À quoi peuvent ressembler les maisons et communautés saines et à faibles émissions de carbone ? L’été dernier, nous avons eu droit à un bel exercice en la matière avec le projet Living Places, réalisé à Copenhague (Danemark), qui était alors Capitale mondiale de l'architecture. Living Places englobait sept prototypes présentant plusieurs solutions : cinq pavillons ouverts et deux maisons achevées.

 

Ce projet visait à démontrer qu'il est possible diviser par trois les émissions de CO2 par rapport à une maison unifamiliale danoise moyenne, avec un concept réalisable et un budget abordable. Living Places Copenhagen est une initiative conjointe de VELUX, EFFEKT et Artelia, qui repose sur une vision claire : donner un rôle actif à l'industrie de la construction et montrer qu’en repensant les bâtiments, on peut contribuer à résoudre certains des défis climatiques mondiaux.
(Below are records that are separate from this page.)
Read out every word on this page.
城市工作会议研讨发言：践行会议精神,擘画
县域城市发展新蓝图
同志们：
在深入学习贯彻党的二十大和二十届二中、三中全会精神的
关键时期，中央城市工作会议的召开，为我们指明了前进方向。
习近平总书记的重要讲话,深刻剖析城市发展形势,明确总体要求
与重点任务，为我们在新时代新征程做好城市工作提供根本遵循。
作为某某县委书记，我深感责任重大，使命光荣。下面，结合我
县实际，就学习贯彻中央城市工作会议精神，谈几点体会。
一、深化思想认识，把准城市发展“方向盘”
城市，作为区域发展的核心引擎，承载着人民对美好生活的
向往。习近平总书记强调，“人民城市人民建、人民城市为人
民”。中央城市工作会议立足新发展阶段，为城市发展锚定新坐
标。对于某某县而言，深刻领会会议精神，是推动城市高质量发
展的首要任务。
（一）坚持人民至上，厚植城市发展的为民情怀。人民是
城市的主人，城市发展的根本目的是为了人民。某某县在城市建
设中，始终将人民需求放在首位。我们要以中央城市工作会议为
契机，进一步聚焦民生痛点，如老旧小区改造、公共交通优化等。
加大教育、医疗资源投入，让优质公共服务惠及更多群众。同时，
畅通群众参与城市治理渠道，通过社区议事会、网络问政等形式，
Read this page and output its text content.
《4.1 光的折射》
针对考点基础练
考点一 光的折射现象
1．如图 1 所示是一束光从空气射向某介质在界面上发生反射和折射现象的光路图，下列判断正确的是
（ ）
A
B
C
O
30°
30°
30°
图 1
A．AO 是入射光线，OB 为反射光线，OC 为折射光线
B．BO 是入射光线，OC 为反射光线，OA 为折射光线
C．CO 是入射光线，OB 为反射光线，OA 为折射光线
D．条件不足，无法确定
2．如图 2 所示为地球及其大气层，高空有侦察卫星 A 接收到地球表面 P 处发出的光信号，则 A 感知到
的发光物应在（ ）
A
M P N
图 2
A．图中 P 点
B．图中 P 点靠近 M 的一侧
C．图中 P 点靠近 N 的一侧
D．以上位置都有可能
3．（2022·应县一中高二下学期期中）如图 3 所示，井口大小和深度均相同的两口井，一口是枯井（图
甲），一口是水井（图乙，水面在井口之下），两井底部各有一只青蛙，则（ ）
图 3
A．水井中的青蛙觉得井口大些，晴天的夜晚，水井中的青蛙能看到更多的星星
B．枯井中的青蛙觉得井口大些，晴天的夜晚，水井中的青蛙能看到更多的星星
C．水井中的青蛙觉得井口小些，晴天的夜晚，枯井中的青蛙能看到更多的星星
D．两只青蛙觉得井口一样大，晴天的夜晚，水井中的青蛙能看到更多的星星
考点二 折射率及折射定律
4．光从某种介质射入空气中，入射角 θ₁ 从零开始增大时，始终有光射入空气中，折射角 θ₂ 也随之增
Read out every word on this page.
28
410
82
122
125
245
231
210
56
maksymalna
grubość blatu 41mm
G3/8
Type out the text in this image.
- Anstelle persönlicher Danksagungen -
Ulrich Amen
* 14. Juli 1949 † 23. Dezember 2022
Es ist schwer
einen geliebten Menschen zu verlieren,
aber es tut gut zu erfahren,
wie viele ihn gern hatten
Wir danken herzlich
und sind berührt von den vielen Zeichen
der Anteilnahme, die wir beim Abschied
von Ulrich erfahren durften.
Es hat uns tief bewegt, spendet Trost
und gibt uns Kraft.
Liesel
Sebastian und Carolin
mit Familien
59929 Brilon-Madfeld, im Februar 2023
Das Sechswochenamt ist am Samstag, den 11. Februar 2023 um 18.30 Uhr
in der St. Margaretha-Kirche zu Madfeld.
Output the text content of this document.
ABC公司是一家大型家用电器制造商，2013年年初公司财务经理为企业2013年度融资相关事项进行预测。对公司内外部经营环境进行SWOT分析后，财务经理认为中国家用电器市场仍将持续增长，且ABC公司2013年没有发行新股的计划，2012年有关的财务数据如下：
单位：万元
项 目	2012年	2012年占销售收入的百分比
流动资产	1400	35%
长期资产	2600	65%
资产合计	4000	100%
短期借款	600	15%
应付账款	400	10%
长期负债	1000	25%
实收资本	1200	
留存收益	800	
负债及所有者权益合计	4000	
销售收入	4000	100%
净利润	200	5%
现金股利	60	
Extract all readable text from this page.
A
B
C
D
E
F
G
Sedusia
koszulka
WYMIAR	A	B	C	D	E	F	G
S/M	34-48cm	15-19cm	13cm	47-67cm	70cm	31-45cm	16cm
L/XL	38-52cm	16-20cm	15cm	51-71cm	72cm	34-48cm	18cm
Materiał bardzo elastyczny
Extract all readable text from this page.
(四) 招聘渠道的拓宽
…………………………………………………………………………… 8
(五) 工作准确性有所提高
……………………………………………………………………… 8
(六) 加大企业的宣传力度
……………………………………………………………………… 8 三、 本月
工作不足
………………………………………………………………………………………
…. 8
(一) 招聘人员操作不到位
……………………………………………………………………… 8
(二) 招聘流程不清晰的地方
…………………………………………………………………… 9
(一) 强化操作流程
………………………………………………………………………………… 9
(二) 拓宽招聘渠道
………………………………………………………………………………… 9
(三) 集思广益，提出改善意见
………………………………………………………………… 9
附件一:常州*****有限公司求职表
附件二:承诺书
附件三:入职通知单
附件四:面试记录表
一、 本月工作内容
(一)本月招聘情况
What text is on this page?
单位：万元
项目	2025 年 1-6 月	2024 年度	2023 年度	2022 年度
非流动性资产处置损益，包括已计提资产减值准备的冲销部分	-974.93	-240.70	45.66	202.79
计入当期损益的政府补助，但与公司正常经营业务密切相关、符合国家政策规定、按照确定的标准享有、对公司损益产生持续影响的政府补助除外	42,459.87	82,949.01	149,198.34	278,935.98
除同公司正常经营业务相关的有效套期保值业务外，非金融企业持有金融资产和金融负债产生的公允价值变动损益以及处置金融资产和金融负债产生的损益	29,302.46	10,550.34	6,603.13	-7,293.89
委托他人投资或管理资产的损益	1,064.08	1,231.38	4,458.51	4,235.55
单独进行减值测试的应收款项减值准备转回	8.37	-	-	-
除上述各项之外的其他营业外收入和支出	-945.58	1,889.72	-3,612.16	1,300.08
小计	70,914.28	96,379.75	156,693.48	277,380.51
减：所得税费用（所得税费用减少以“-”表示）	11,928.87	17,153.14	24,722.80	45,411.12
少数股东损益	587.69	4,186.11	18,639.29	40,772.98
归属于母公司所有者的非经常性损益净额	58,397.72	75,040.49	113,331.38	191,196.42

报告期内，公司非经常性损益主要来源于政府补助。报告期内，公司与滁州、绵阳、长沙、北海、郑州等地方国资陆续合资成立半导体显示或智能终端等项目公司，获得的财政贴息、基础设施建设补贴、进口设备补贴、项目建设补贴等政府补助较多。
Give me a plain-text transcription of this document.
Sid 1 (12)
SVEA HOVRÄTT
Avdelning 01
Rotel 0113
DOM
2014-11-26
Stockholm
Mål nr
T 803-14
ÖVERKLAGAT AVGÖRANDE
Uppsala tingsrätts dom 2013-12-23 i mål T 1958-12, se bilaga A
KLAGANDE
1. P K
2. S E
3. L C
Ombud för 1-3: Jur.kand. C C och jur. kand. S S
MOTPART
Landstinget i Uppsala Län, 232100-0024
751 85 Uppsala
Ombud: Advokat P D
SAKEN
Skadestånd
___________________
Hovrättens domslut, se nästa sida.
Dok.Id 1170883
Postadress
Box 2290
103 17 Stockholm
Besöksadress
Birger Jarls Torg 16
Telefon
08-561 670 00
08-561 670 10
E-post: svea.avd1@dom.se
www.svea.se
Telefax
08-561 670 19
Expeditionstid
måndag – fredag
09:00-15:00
Le concept s’appuie sur cinq principes de base : les logements doivent être sains, abordables, simples, partagés dans le temps et réalisables. Le secteur de la construction, les maîtres d’ouvrage et les architectes jouent un rôle clé dans la réduction de l'empreinte carbone, étant donné que le secteur du bâtiment est responsable de 34 % de la consommation mondiale d'énergie et de 37 % des émissions mondiales de CO2.

 


Living Places Copenhagen lors de l’événement Capitale mondiale de l’architecture à Copenhague. Photo © EFFEKT

 

Harpa Birgisdottir, docteur et professeur à l’AAU BUILD, affirme que nous avons d’ores et déjà les matériaux et la technologie nécessaires pour réduire les émissions mondiales de CO2 environ de moitié par rapport aux niveaux actuels : "Le secteur de la construction commence à peine à s'intéresser à l'impact climatique des matériaux. L'utilisation de matériaux de construction qui réduisent l'incidence climatique recèle un potentiel énorme, que nous n'avons pas encore totalement exploré. Et pourtant, la technologie existe."

 

Pour Harpa Birgisdottir, la solution réside dans l'adoption de pratiques durables. Nos espaces de vie ont eux aussi besoin de matériaux produits de manière durable. Elle estime essentiel de s'assurer que les matériaux que nous achetons proviennent de sources responsables, mettant l'accent sur des méthodes de production durables. Construire durablement signifie aussi ne pas utiliser de matériaux inutiles ou en trop grande quantité et prévoir des solutions flexibles pour d’éventuelles fonctions futures : "Il existe une solution, c’est vrai, mais nous ne devons pas non plus perdre de vue l’importance de la parcimonie. Nous devons utiliser moins de matériaux."

 


Une photo de l’exposition Living Places dans le cadre de l’événement Capitale mondiale de l’architecture à Copenhague. Photo © Adam Monk

 

Analyse du Cycle de Vie


Le projet Living Places Copenhagen a réalisé une analyse complète du cycle de vie (Analyse du Cycle de Vie ou ACV). Les émissions de CO2 de chaque matériau, chaque concept et chaque technique de construction ont été soigneusement étudiées et comparées à celles d’un ménage danois typique.

 

Une fois les calculs de chaque scénario réalisés, le consortium a créé le concept Living Places, qui permet de construire une maison unifamiliale émettant seulement 3,8 kg eq CO2/m²/an, avec vérification par des tiers de l'AAU BUILD – Department of the Built Environment). Ce résultat est plus de trois fois inférieur à la nouvelle législation danoise sur la construction de 2023, qui fixe un maximum de 12 kg de CO2/m²/an (la valeur imite ne s'appliquant pas aux maisons unifamiliales). Toutes les nouvelles constructions avec une surface au sol supérieure à 1 000 m² sont limitées à 12 kg d'équivalent CO2 par m² et par an, et des limites d'émissions similaires seront appliquées à toutes les nouvelles constructions à partir de 2025, quelle que soit leur taille. Pour réduire les émissions de CO2, le projet remplace les matériaux de construction lourds comme le béton et la brique par des matériaux biogènes, tels que le bois.

 

"Le Danemark dispose désormais d'une réglementation en matière de construction, avec une méthodologie définie pour calculer l'empreinte carbone des bâtiments tout au long de leur durée de vie”, explique Harpa Birgisdottir. “Pour préparer la législation, BUILD a concentré ses recherches sur la mise à disposition de données et d'informations sur les émissions de carbone des bâtiments au Danemark, y compris les maisons unifamiliales donc, sur l’ensemble de leur vie."

 


Matériau du plafond : contreplaqué de pin. Photo © Adam Monk

 

Parcimonie et matériaux biogènes : éléments clés de la réduction des émissions de CO2.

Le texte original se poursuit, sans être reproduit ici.